In our present Healthcare payment system, pre-paid first-dollar benefit health plans masquerade as insurance products. What we call health insurance is more accurately called healthcare “insulation” due to the way it mitigates consumer pressure on prices and creates artificial demand at the same time. This distortion and misuse of insurance has lead to a situation where insurance premiums have become a surrogate for health care prices, as opposed to prices being related to the true cost of rendering care directly.
Here is the irony: It is these same high premiums that keep costs high because it is the tool that finances the entire third-party payment system! Dr. Stan Lee, orthopedist at Lucent Spine, says: “The price discrepancy between the charge master (billed charges) and the insurance discounted price is artificial. The insurers have created this gap and compel consumers to buy into their networks in order to obtain the ‘discounts.’ “
It is kind of like a mob boss that tells the business owner what to charge his customers, limits competition and then takes the profit off the top! But in the case of healthcare, it is all very legal; sanctioned, encouraged and even financed in part by the government.
To be fair, physicians & healthcare provider in general have to take some of the blame here too. The upward inflation spiral caused by the cycle of raising reasonable and customary charges leading to increasing reimbursements by payers has also contributed to the price points we see now.
So what will it take to get out of this cycle and move away from these cartel-like networks we’ve allowed to spring up? Let’s break this down to see how it all works and why it is important to move in a different direction.
Here is an illustrative, but true story of my cardiology bill.
I had a high deductible plan with an HSA (health savings account) at the time of my visit to the cardiologist, following an ER visit the day before for some atypical chest symptoms. I had a thorough evaluation including about 30 minutes with the cardiologist, an EKG, Echo, and a stress cardiolite nuclear scan. My total bill was just shy of $1,900. After the EoB cycled through and the “allowable charges” were discounted the bill came down to $1,310. Not too bad. So, once I received my EoB with final amount owed, I called the cardiologist’s office and asked them if the offered any cash discounts for high-deductible or uninsured patient. The response was “yes, if you pay half then we pay half”. I asked her to clarify and basically if I paid 50% then they wrote off or zeroed out the remainder.
So basically my $1,900 bill turned into $655. Presto! The real cost of care!
My cardiology bill is perfect illustration of the role that the CPT /third-party payment system has had on price inflation and how disconnected the billed charges are from the true cost of rendering care.
This is why moving away from, not toward, more third-party paid care is the solution.
Focusing on “coverage” rather than a cost-effective primary care model, is what has got us into this mess in the first place. Trying to make coverage “affordable” by using someone else’s money to subsidize it creates an illusion of affordability. It also kicks the reform can further down the road for someone else to deal with while enriching the Government-Medical industrial complex that stands to benefit from maintaining the status quo.
So how do we get to price transparency and restore financial sanity to the Healthcare market? Here are some paradigms that will need to be accepted and acted upon in order to get there.
1. Believe in the sovereignty and good judgment of the individual patient to seek care as they see fit at a transparent price, known in advance in most cases, and in the absence of insurance network constraints.
2. Understand that quality medical care starts with an unencumbered Doctor-Patient relationship.
3. Acknowledge that a doctor serves their patient’s needs better if they work directly for the patient, and not within the constraints, mandates or barriers of a provider contract with a third party.

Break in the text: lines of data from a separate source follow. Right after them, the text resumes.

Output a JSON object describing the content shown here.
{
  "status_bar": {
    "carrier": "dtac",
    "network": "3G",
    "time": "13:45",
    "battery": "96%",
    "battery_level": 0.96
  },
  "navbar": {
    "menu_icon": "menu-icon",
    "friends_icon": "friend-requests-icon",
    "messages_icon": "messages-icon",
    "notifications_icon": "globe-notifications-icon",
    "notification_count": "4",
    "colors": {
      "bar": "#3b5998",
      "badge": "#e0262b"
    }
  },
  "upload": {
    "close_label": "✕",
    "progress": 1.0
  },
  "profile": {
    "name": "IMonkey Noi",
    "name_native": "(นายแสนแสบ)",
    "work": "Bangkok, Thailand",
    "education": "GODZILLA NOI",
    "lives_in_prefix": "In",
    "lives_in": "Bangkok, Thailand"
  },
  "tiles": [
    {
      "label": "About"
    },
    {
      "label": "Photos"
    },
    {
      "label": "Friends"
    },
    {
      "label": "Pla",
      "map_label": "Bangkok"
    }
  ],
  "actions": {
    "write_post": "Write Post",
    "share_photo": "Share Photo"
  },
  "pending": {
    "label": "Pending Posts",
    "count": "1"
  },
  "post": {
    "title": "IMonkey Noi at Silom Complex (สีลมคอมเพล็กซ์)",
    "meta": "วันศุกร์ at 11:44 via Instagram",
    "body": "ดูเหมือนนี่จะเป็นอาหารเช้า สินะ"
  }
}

4. Realize that only by creating free-agents of both physicians and patients will we bring together the stakeholders for a meaningful exchange of value, thus substantially lowering medical costs in the outpatient arena.
5. Acknowledge that the main driver of health care costs in the outpatient arena is not malpractice costs, but rather expensive third party prepaid policies that utilize “first dollar” benefits for virtually any physician interaction, regardless of how minor.
6. Realize that to gain control of spiraling medical costs in the U.S, that health plan “coverage” needs to become a true “insurance” policy such that it only insures unexpected losses that we otherwise couldn’t afford on our own.
7. Embrace the concept that health insurance works best when it is portable, personal, private and not linked to employment, nor zoned by networks. This approach would allow insurance policies to be tailored to individual needs, cut down on the number of uninsured due to job changes and other life events, thus obviating the need for expensive COBRA coverage.
8. Understand that the true costs of medical care is much lower than that reflected by the cost of a co-pay based health insurance policies offered in the workplace today.
9. Embrace the economic realization that only by creating free agent of physicians and patients will the economic forces of supply and demand exert their desired effect, thus determining the fair market value of routine medical services.
10. Empower the idea that better informed consumers make better patients and unrestricted patients make better consumers.
These are not cerebral concepts or mental constructs. Medical care is being delivered within the framework described above all over this country in small pockets of free-markets from coast to coast. Buyers and sellers are coming together without profit-seeking middlemen or government coercion; with no price controls or mandates. The effect of transacting business in an upfront, transparent manner like most other industries has resulted in a deflationary effect of healthcare prices and marked improvements in access and efficiency.